Quando o filme se aproxima do fim, com um tom um tanto amargo, ao mostrar as frustrações de Denis e sua solidão, há um final definitivo que é claramente artificial, que foi sugerido por amigos, já que o final triste não combinaria muito com o tom do filme. Esse final feliz, porém, acaba sendo ainda mais deslocado, fica parecendo um sonho de Denis, ao ter Kristina de volta à vida e em seus braços. No fim das contas, exatamente por não ser facilmente comprado, esse final funciona para nos lembrar de que a realidade é muito mais cruel do que aquele final feliz montado.

+ DOIS FILMES

SHIVA BABY

Uma estreia muito feliz a de Emma Seligman neste SHIVA BABY (2020), que parte de uma situação cheia de surpresas dentro de um espaço familiar onde geralmente as pessoas devem manter uma aparência aceitável perante uma sociedade tradicional, em um tom bem humorado, para ir se encaminhando para algo um pouco mais dramático e até tomando emprestado algo de terror psicológico, com um uso de trilha sonora que beneficia a situação perturbadora da protagonista. Mas, no final, depois de tantas situações que o filme nos brinda, o tom de bom humor acredito que é o que predomina. O que é aquela cena da van? Maravilhosa! A história é divertida já do ponto de partida: uma estudante de faculdade se encontra com os pais para uma reunião pós funeral de um conhecido da família. Lá ela acaba encontrando alguém que não esperava, seu sugar daddy, além de sua paquera ou quase ex-namorada dos tempos de escola. O fato de a ação se passar quase o tempo todo dentro de uma casa relativamente pequena para tantas pessoas passa um ar claustrofóbico interessante. Sem falar que a diretora se mostra muito habilidosa em trafegar por tanta gente em espaços apertados.

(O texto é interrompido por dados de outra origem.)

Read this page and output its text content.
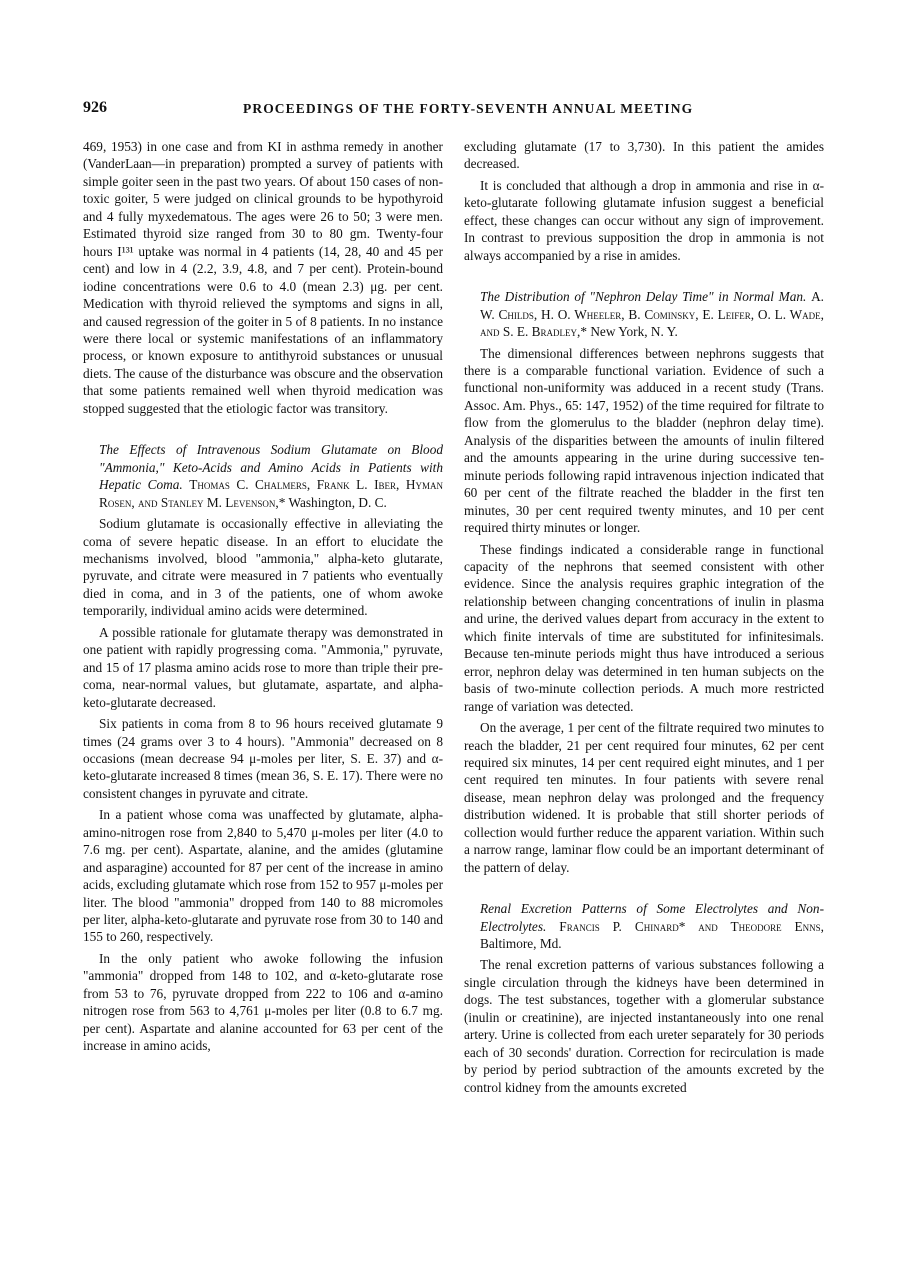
926	PROCEEDINGS OF THE FORTY-SEVENTH ANNUAL MEETING

469, 1953) in one case and from KI in asthma remedy in another (VanderLaan—in preparation) prompted a survey of patients with simple goiter seen in the past two years. Of about 150 cases of non-toxic goiter, 5 were judged on clinical grounds to be hypothyroid and 4 fully myxedematous. The ages were 26 to 50; 3 were men. Estimated thyroid size ranged from 30 to 80 gm. Twenty-four hours I¹³¹ uptake was normal in 4 patients (14, 28, 40 and 45 per cent) and low in 4 (2.2, 3.9, 4.8, and 7 per cent). Protein-bound iodine concentrations were 0.6 to 4.0 (mean 2.3) μg. per cent. Medication with thyroid relieved the symptoms and signs in all, and caused regression of the goiter in 5 of 8 patients. In no instance were there local or systemic manifestations of an inflammatory process, or known exposure to antithyroid substances or unusual diets. The cause of the disturbance was obscure and the observation that some patients remained well when thyroid medication was stopped suggested that the etiologic factor was transitory.

The Effects of Intravenous Sodium Glutamate on Blood "Ammonia," Keto-Acids and Amino Acids in Patients with Hepatic Coma. Thomas C. Chalmers, Frank L. Iber, Hyman Rosen, and Stanley M. Levenson,* Washington, D. C.

Sodium glutamate is occasionally effective in alleviating the coma of severe hepatic disease. In an effort to elucidate the mechanisms involved, blood "ammonia," alpha-keto glutarate, pyruvate, and citrate were measured in 7 patients who eventually died in coma, and in 3 of the patients, one of whom awoke temporarily, individual amino acids were determined.

A possible rationale for glutamate therapy was demonstrated in one patient with rapidly progressing coma. "Ammonia," pyruvate, and 15 of 17 plasma amino acids rose to more than triple their pre-coma, near-normal values, but glutamate, aspartate, and alpha-keto-glutarate decreased.

Six patients in coma from 8 to 96 hours received glutamate 9 times (24 grams over 3 to 4 hours). "Ammonia" decreased on 8 occasions (mean decrease 94 μ-moles per liter, S. E. 37) and α-keto-glutarate increased 8 times (mean 36, S. E. 17). There were no consistent changes in pyruvate and citrate.

In a patient whose coma was unaffected by glutamate, alpha-amino-nitrogen rose from 2,840 to 5,470 μ-moles per liter (4.0 to 7.6 mg. per cent). Aspartate, alanine, and the amides (glutamine and asparagine) accounted for 87 per cent of the increase in amino acids, excluding glutamate which rose from 152 to 957 μ-moles per liter. The blood "ammonia" dropped from 140 to 88 micromoles per liter, alpha-keto-glutarate and pyruvate rose from 30 to 140 and 155 to 260, respectively.

In the only patient who awoke following the infusion "ammonia" dropped from 148 to 102, and α-keto-glutarate rose from 53 to 76, pyruvate dropped from 222 to 106 and α-amino nitrogen rose from 563 to 4,761 μ-moles per liter (0.8 to 6.7 mg. per cent). Aspartate and alanine accounted for 63 per cent of the increase in amino acids,

excluding glutamate (17 to 3,730). In this patient the amides decreased.

It is concluded that although a drop in ammonia and rise in α-keto-glutarate following glutamate infusion suggest a beneficial effect, these changes can occur without any sign of improvement. In contrast to previous supposition the drop in ammonia is not always accompanied by a rise in amides.

The Distribution of "Nephron Delay Time" in Normal Man. A. W. Childs, H. O. Wheeler, B. Cominsky, E. Leifer, O. L. Wade, and S. E. Bradley,* New York, N. Y.

The dimensional differences between nephrons suggests that there is a comparable functional variation. Evidence of such a functional non-uniformity was adduced in a recent study (Trans. Assoc. Am. Phys., 65: 147, 1952) of the time required for filtrate to flow from the glomerulus to the bladder (nephron delay time). Analysis of the disparities between the amounts of inulin filtered and the amounts appearing in the urine during successive ten-minute periods following rapid intravenous injection indicated that 60 per cent of the filtrate reached the bladder in the first ten minutes, 30 per cent required twenty minutes, and 10 per cent required thirty minutes or longer.

These findings indicated a considerable range in functional capacity of the nephrons that seemed consistent with other evidence. Since the analysis requires graphic integration of the relationship between changing concentrations of inulin in plasma and urine, the derived values depart from accuracy in the extent to which finite intervals of time are substituted for infinitesimals. Because ten-minute periods might thus have introduced a serious error, nephron delay was determined in ten human subjects on the basis of two-minute collection periods. A much more restricted range of variation was detected.

On the average, 1 per cent of the filtrate required two minutes to reach the bladder, 21 per cent required four minutes, 62 per cent required six minutes, 14 per cent required eight minutes, and 1 per cent required ten minutes. In four patients with severe renal disease, mean nephron delay was prolonged and the frequency distribution widened. It is probable that still shorter periods of collection would further reduce the apparent variation. Within such a narrow range, laminar flow could be an important determinant of the pattern of delay.

Renal Excretion Patterns of Some Electrolytes and Non-Electrolytes. Francis P. Chinard* and Theodore Enns, Baltimore, Md.

The renal excretion patterns of various substances following a single circulation through the kidneys have been determined in dogs. The test substances, together with a glomerular substance (inulin or creatinine), are injected instantaneously into one renal artery. Urine is collected from each ureter separately for 30 periods each of 30 seconds' duration. Correction for recirculation is made by period by period subtraction of the amounts excreted by the control kidney from the amounts excreted
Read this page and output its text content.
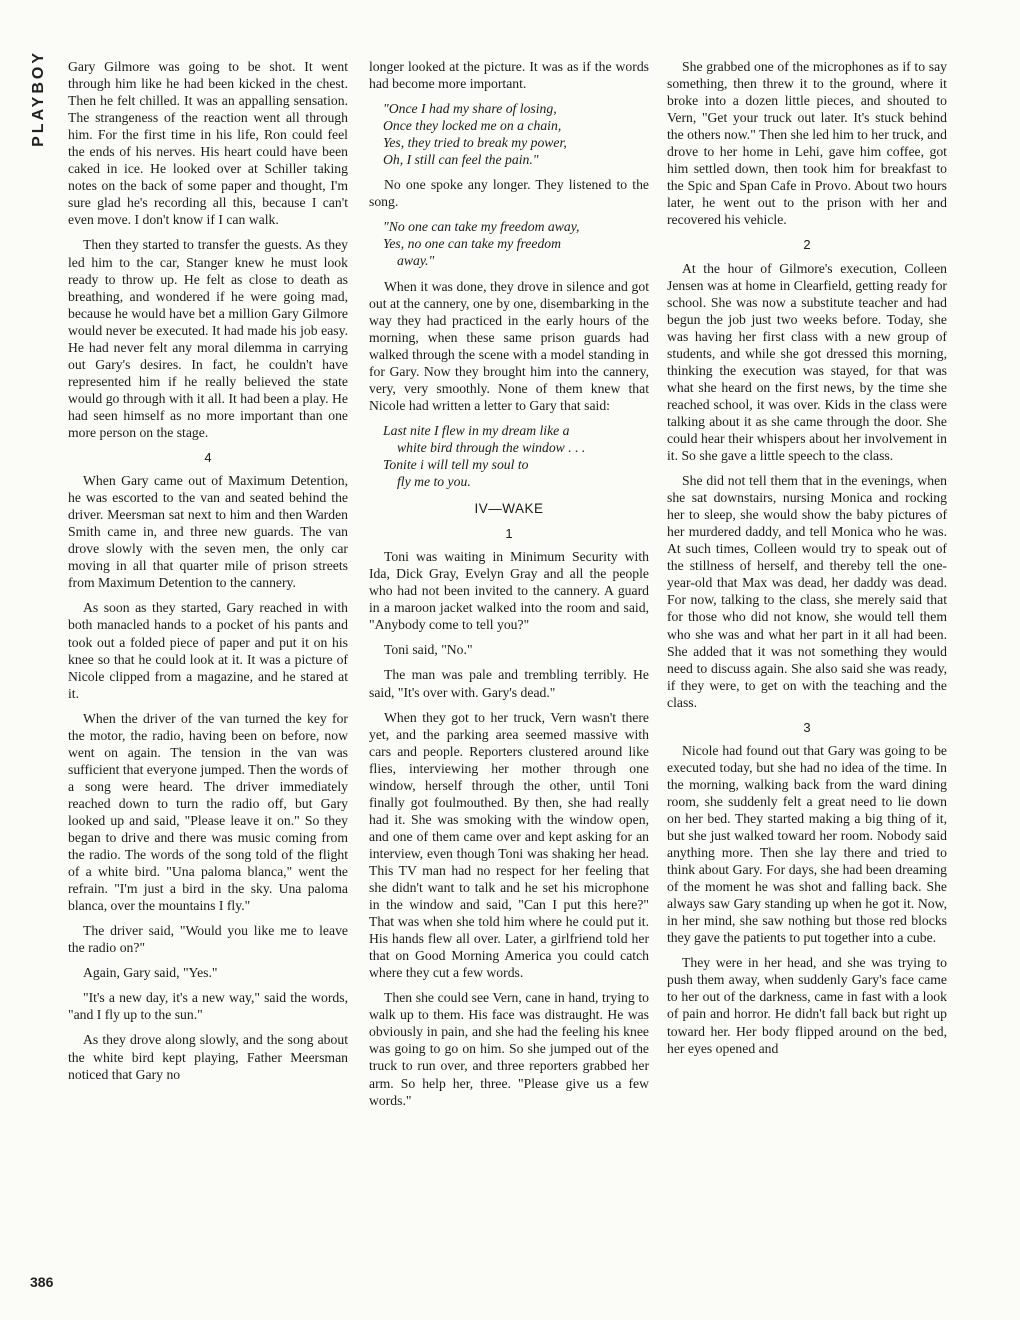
PLAYBOY
386

Gary Gilmore was going to be shot. It went through him like he had been kicked in the chest. Then he felt chilled. It was an appalling sensation. The strangeness of the reaction went all through him. For the first time in his life, Ron could feel the ends of his nerves. His heart could have been caked in ice. He looked over at Schiller taking notes on the back of some paper and thought, I'm sure glad he's recording all this, because I can't even move. I don't know if I can walk.

Then they started to transfer the guests. As they led him to the car, Stanger knew he must look ready to throw up. He felt as close to death as breathing, and wondered if he were going mad, because he would have bet a million Gary Gilmore would never be executed. It had made his job easy. He had never felt any moral dilemma in carrying out Gary's desires. In fact, he couldn't have represented him if he really believed the state would go through with it all. It had been a play. He had seen himself as no more important than one more person on the stage.

4

When Gary came out of Maximum Detention, he was escorted to the van and seated behind the driver. Meersman sat next to him and then Warden Smith came in, and three new guards. The van drove slowly with the seven men, the only car moving in all that quarter mile of prison streets from Maximum Detention to the cannery.

As soon as they started, Gary reached in with both manacled hands to a pocket of his pants and took out a folded piece of paper and put it on his knee so that he could look at it. It was a picture of Nicole clipped from a magazine, and he stared at it.

When the driver of the van turned the key for the motor, the radio, having been on before, now went on again. The tension in the van was sufficient that everyone jumped. Then the words of a song were heard. The driver immediately reached down to turn the radio off, but Gary looked up and said, "Please leave it on." So they began to drive and there was music coming from the radio. The words of the song told of the flight of a white bird. "Una paloma blanca," went the refrain. "I'm just a bird in the sky. Una paloma blanca, over the mountains I fly."

The driver said, "Would you like me to leave the radio on?"

Again, Gary said, "Yes."

"It's a new day, it's a new way," said the words, "and I fly up to the sun."

As they drove along slowly, and the song about the white bird kept playing, Father Meersman noticed that Gary no

longer looked at the picture. It was as if the words had become more important.

"Once I had my share of losing,
Once they locked me on a chain,
Yes, they tried to break my power,
Oh, I still can feel the pain."

No one spoke any longer. They listened to the song.

"No one can take my freedom away,
Yes, no one can take my freedom
away."

When it was done, they drove in silence and got out at the cannery, one by one, disembarking in the way they had practiced in the early hours of the morning, when these same prison guards had walked through the scene with a model standing in for Gary. Now they brought him into the cannery, very, very smoothly. None of them knew that Nicole had written a letter to Gary that said:

Last nite I flew in my dream like a
white bird through the window . . .
Tonite i will tell my soul to
fly me to you.
IV—WAKE
1

Toni was waiting in Minimum Security with Ida, Dick Gray, Evelyn Gray and all the people who had not been invited to the cannery. A guard in a maroon jacket walked into the room and said, "Anybody come to tell you?"

Toni said, "No."

The man was pale and trembling terribly. He said, "It's over with. Gary's dead."

When they got to her truck, Vern wasn't there yet, and the parking area seemed massive with cars and people. Reporters clustered around like flies, interviewing her mother through one window, herself through the other, until Toni finally got foulmouthed. By then, she had really had it. She was smoking with the window open, and one of them came over and kept asking for an interview, even though Toni was shaking her head. This TV man had no respect for her feeling that she didn't want to talk and he set his microphone in the window and said, "Can I put this here?" That was when she told him where he could put it. His hands flew all over. Later, a girlfriend told her that on Good Morning America you could catch where they cut a few words.

Then she could see Vern, cane in hand, trying to walk up to them. His face was distraught. He was obviously in pain, and she had the feeling his knee was going to go on him. So she jumped out of the truck to run over, and three reporters grabbed her arm. So help her, three. "Please give us a few words."

She grabbed one of the microphones as if to say something, then threw it to the ground, where it broke into a dozen little pieces, and shouted to Vern, "Get your truck out later. It's stuck behind the others now." Then she led him to her truck, and drove to her home in Lehi, gave him coffee, got him settled down, then took him for breakfast to the Spic and Span Cafe in Provo. About two hours later, he went out to the prison with her and recovered his vehicle.

2

At the hour of Gilmore's execution, Colleen Jensen was at home in Clearfield, getting ready for school. She was now a substitute teacher and had begun the job just two weeks before. Today, she was having her first class with a new group of students, and while she got dressed this morning, thinking the execution was stayed, for that was what she heard on the first news, by the time she reached school, it was over. Kids in the class were talking about it as she came through the door. She could hear their whispers about her involvement in it. So she gave a little speech to the class.

She did not tell them that in the evenings, when she sat downstairs, nursing Monica and rocking her to sleep, she would show the baby pictures of her murdered daddy, and tell Monica who he was. At such times, Colleen would try to speak out of the stillness of herself, and thereby tell the one-year-old that Max was dead, her daddy was dead. For now, talking to the class, she merely said that for those who did not know, she would tell them who she was and what her part in it all had been. She added that it was not something they would need to discuss again. She also said she was ready, if they were, to get on with the teaching and the class.

3

Nicole had found out that Gary was going to be executed today, but she had no idea of the time. In the morning, walking back from the ward dining room, she suddenly felt a great need to lie down on her bed. They started making a big thing of it, but she just walked toward her room. Nobody said anything more. Then she lay there and tried to think about Gary. For days, she had been dreaming of the moment he was shot and falling back. She always saw Gary standing up when he got it. Now, in her mind, she saw nothing but those red blocks they gave the patients to put together into a cube.

They were in her head, and she was trying to push them away, when suddenly Gary's face came to her out of the darkness, came in fast with a look of pain and horror. He didn't fall back but right up toward her. Her body flipped around on the bed, her eyes opened and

TRAMA DIABÓLICA (Homicidal)

PSICOSE é um filme tão maravilhoso que até os que tentam encontrar uma espécie de fórmula nele como guia, como este TRAMA DIABÓLICA (1961), acabam se beneficiando de alguma maneira. Sem falar que William Castle era um mestre na arte de criar algo diferente para atrair a plateia. Neste aqui, ele chega a desafiar o público a ficar na sala de cinema em um momento-chave de suspense da narrativa. Não deixa de ser um exagero para a cena em si, por mais que ela seja mesmo muito boa, mas ela se torna memorável por causa dessa brincadeira de Castle. As semelhanças com PSICOSE também se apresentam na escolha de certos ângulos (o carro de Marion Crane; a escada da Mansão Bates etc). A trama já começa muito envolvente, com uma loira fazendo um convite a um empregado de hotel. O resto da trama é tão cheia de situações imprevisíveis que é melhor não contar.